Biofactors. 2011 May-Jun;37(3):150-8. doi: 10.1002/biof.141. Epub 2011 Jun 14.
Department of Molecular Genetics, Biochemistry and Microbiology, University of Cincinnati, College of Medicine, OH, USA. firstname.lastname@example.org
In mammalian tissues, uptake of Ca(2+) and Mn(2+) by Golgi membranes is mediated by the secretory pathway Ca(2+) -ATPases, SPCA1 and SPCA2, encoded by the ATP2C1 and ATP2C2 genes. Loss of one copy of the ATP2C1 gene, which causes SPCA1 haploinsufficiency, leads to squamous cell tumors of keratinized epithelia in mice and to Hailey-Hailey disease, an acantholytic skin disease, in humans. Although the disease phenotypes resulting from SPCA1 haploinsufficiency in mice and humans are quite different, each species-specific phenotype is remarkably similar to those arising as a result of null mutations in one copy of the ATP2A2 gene, encoding SERCA2, the endoplasmic reticulum (ER) Ca(2+) pump. SERCA2 haploinsufficiency, like SPCA1 haploinsufficiency, causes squamous cell tumors in mice and Darier’s disease, also an acantholytic skin disease, in humans. The phenotypic similarities between SPCA1 and SERCA2 haploinsufficiency in the two species, and the general functions of the two pumps in consecutive compartments of the secretory pathway, suggest that the underlying disease mechanisms are similar.
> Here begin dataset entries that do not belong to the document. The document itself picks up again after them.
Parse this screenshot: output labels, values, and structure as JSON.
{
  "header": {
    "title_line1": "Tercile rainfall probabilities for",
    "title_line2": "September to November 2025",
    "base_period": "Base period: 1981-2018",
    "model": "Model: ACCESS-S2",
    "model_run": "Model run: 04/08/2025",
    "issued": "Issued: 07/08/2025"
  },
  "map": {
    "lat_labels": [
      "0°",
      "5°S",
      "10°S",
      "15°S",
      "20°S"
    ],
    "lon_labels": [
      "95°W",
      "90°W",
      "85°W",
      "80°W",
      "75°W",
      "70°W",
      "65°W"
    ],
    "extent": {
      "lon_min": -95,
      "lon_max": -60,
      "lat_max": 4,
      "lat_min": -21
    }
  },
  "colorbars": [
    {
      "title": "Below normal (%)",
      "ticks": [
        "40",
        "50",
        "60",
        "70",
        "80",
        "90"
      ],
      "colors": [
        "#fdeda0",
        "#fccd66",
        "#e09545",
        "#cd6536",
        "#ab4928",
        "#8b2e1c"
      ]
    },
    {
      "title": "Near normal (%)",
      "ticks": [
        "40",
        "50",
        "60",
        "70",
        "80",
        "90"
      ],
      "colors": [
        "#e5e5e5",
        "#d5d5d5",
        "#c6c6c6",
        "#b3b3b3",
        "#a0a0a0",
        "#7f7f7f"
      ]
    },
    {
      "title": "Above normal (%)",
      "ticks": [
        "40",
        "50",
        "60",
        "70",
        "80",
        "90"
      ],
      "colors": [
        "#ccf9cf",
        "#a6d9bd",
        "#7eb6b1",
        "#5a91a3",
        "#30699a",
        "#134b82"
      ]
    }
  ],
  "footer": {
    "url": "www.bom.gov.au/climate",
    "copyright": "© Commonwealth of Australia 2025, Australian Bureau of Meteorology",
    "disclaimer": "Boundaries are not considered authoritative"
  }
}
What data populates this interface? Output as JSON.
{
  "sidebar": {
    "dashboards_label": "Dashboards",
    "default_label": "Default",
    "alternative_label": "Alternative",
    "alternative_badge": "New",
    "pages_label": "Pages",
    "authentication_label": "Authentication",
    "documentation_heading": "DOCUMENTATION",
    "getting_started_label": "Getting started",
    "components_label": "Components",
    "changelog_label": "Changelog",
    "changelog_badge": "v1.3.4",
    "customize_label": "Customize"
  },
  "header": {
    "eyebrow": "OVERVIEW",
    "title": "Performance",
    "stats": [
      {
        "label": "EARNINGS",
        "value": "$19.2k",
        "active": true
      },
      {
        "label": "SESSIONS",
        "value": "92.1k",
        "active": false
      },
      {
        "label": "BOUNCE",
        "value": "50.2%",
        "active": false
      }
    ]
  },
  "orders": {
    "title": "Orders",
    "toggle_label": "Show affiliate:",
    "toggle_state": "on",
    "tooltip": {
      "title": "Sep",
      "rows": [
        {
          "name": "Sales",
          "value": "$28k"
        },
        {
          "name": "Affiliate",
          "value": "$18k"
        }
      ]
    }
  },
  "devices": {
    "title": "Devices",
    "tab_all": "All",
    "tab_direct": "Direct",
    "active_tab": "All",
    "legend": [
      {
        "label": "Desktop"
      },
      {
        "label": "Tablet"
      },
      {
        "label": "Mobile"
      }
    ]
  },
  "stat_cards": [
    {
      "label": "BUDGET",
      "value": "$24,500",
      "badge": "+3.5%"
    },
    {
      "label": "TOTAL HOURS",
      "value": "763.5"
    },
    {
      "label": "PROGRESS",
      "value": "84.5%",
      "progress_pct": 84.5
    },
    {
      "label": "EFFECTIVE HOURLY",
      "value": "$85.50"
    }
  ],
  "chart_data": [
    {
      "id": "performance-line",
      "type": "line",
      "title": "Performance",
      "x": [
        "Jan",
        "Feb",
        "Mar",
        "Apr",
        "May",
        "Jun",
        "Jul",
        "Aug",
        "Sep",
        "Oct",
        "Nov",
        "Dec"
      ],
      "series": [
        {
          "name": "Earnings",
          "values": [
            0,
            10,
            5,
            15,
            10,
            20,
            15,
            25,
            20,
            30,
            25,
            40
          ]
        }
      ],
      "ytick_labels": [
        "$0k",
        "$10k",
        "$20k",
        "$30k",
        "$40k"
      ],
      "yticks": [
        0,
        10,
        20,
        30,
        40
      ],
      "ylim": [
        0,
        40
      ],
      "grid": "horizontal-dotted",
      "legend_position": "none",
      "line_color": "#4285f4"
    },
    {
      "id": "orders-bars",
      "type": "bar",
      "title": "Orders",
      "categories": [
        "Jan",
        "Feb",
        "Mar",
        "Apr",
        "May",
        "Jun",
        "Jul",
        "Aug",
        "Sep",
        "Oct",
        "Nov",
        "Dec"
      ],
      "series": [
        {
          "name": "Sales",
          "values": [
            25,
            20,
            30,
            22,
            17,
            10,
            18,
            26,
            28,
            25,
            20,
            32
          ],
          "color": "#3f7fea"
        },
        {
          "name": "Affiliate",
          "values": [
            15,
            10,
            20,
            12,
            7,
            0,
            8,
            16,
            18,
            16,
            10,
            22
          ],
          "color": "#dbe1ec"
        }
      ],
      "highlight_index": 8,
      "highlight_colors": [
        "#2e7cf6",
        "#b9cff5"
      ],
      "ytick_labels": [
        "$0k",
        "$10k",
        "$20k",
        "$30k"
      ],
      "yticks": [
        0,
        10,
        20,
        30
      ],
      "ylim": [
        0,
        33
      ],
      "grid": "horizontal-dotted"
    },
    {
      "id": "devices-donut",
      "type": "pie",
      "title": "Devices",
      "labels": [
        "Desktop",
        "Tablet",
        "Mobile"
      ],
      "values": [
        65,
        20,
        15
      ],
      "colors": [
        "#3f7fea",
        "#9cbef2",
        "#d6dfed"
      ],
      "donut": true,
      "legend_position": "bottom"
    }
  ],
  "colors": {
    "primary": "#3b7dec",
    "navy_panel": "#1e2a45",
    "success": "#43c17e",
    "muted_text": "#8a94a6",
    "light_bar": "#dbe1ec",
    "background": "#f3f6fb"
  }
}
In this review, we discuss evidence supporting the view that chronic Golgi stress and/or ER stress resulting from Ca(2+) pump haploinsufficiencies leads to activation of cellular stress responses in keratinocytes, with the predominance of proapoptotic pathways (although not necessarily apoptosis itself) leading to acantholytic skin disease in humans and the predominance of prosurvival pathways leading to tumors in mice.